Before Katrina, the passing rate on state tests was 35 percent; now it’s 60 percent. The graduation rate has climbed from 55 percent to over 75 percent, surpassing the national average. Before the storm, three-fifths of the city’s students attended a failing school; now fewer [sic] than one-fifth do, even as standards got tougher. And parents are 40 percent more likely to send their kids to a school other than the one closest to their home…. At this rate, within five years New Orleans will become the first major city in the country to exceed its state’s average scores….

Teachers offer another paradox. Their quality has improved in the aggregate. But they’re not an experienced group, and they’re often not part of the community they teach…. Teach for America instructors are now only about one-fourth of the city’s teacher corps, but they still outnumber veteran local educators of the kind laid off after the storm.

(The “paradox” remark is telling, in failing to understand cause-and-effect and thereby labeling it paradoxical.
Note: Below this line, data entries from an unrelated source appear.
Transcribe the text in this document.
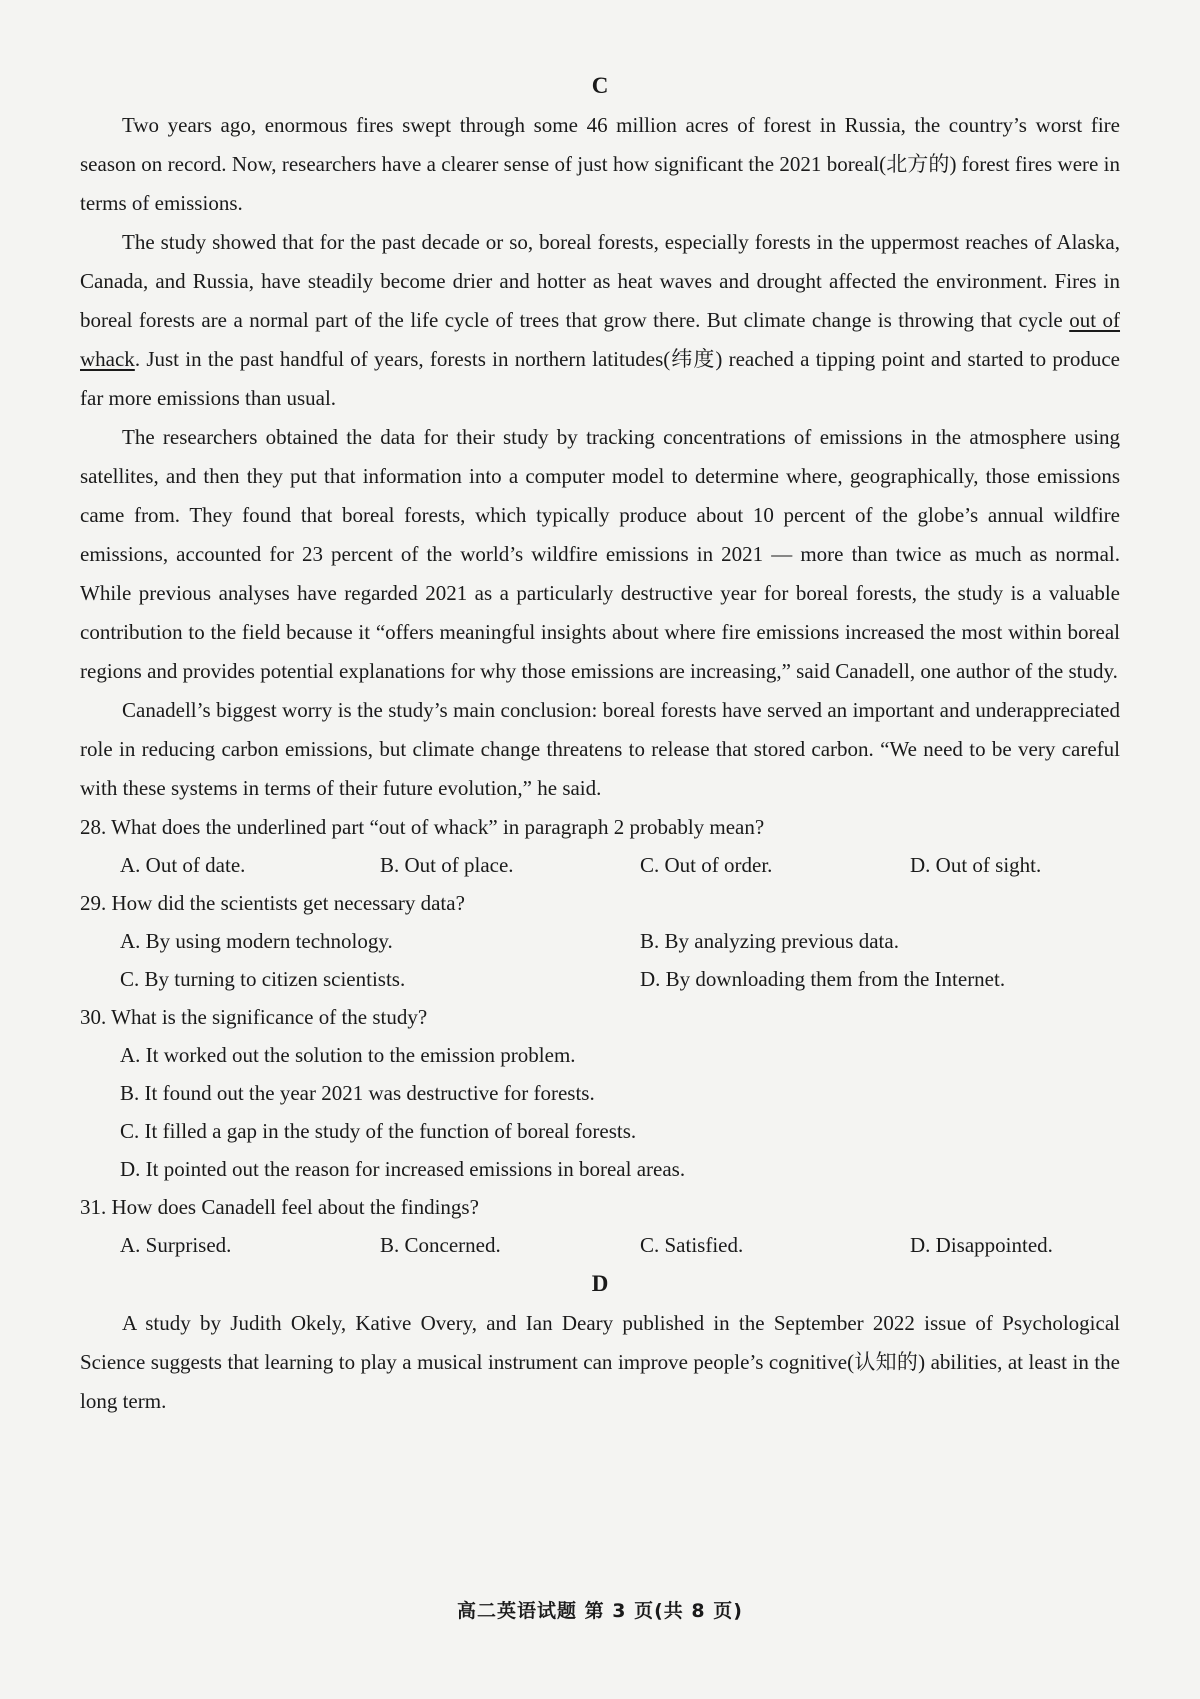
C

Two years ago, enormous fires swept through some 46 million acres of forest in Russia, the country’s worst fire season on record. Now, researchers have a clearer sense of just how significant the 2021 boreal(北方的) forest fires were in terms of emissions.

The study showed that for the past decade or so, boreal forests, especially forests in the uppermost reaches of Alaska, Canada, and Russia, have steadily become drier and hotter as heat waves and drought affected the environment. Fires in boreal forests are a normal part of the life cycle of trees that grow there. But climate change is throwing that cycle out of whack. Just in the past handful of years, forests in northern latitudes(纬度) reached a tipping point and started to produce far more emissions than usual.

The researchers obtained the data for their study by tracking concentrations of emissions in the atmosphere using satellites, and then they put that information into a computer model to determine where, geographically, those emissions came from. They found that boreal forests, which typically produce about 10 percent of the globe’s annual wildfire emissions, accounted for 23 percent of the world’s wildfire emissions in 2021 — more than twice as much as normal. While previous analyses have regarded 2021 as a particularly destructive year for boreal forests, the study is a valuable contribution to the field because it “offers meaningful insights about where fire emissions increased the most within boreal regions and provides potential explanations for why those emissions are increasing,” said Canadell, one author of the study.

Canadell’s biggest worry is the study’s main conclusion: boreal forests have served an important and underappreciated role in reducing carbon emissions, but climate change threatens to release that stored carbon. “We need to be very careful with these systems in terms of their future evolution,” he said.

28. What does the underlined part “out of whack” in paragraph 2 probably mean?
A. Out of date.	B. Out of place.	C. Out of order.	D. Out of sight.
29. How did the scientists get necessary data?
A. By using modern technology.	B. By analyzing previous data.
C. By turning to citizen scientists.	D. By downloading them from the Internet.
30. What is the significance of the study?
A. It worked out the solution to the emission problem.
B. It found out the year 2021 was destructive for forests.
C. It filled a gap in the study of the function of boreal forests.
D. It pointed out the reason for increased emissions in boreal areas.
31. How does Canadell feel about the findings?
A. Surprised.	B. Concerned.	C. Satisfied.	D. Disappointed.
D

A study by Judith Okely, Kative Overy, and Ian Deary published in the September 2022 issue of Psychological Science suggests that learning to play a musical instrument can improve people’s cognitive(认知的) abilities, at least in the long term.

高二英语试题 第 3 页(共 8 页)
To experience an excellent explanation of this tendency, read here.)

To summarize: with open enrollment, far fewer restrictions on how to operate, including the increased ability for individual schools to jettison low performers based upon evaluation instruments largely based on testing outcomes and for the district to penalize, if not evict, low performing school operators, and with staffs significantly populated by untenured junior educators of whom many are molded outside of the traditional professional ranks, the district is taking a system where 85 percent of students qualify for free meals – exactly the environment where union goons, educrats, and politicians whose ideology is vested in the protection of these interests say it’s impossible to make improvements without huge infusions of money into the unreformed bureaucratic structure they control – are getting what the article terms “amazing” results precisely because of changes permitting these policies to flourish.

Which is why those losing their power and privilege under the new statewide reforms for public elementary and secondary traditional schools hate them so, because the reforms simulate the same environment that has brought success to the RSD-NO. These new rules also value teacher performance, compensation, and advancement significantly on the basis of demonstrated student achievement and make seniority a minor consideration; allow for greater latitude in rewarding and punishing on the basis of these evaluations; and the scholarship voucher program allows for a kind of open enrollment fostering competition that forces better performance.

One way or another, these opponents this session will come after reform measures because they know if they can’t strangle that baby in the cradle, it will grow to demonstrate success. They need to snuff it out before a record can be established. Supporters inside and outside of the Legislature must be ready for this, by citing the evidence in the article and from more academic venues (such as the CREDO studies) demonstrating success based upon the principles of reform. The lives of children and hopes of families depend upon their resolve.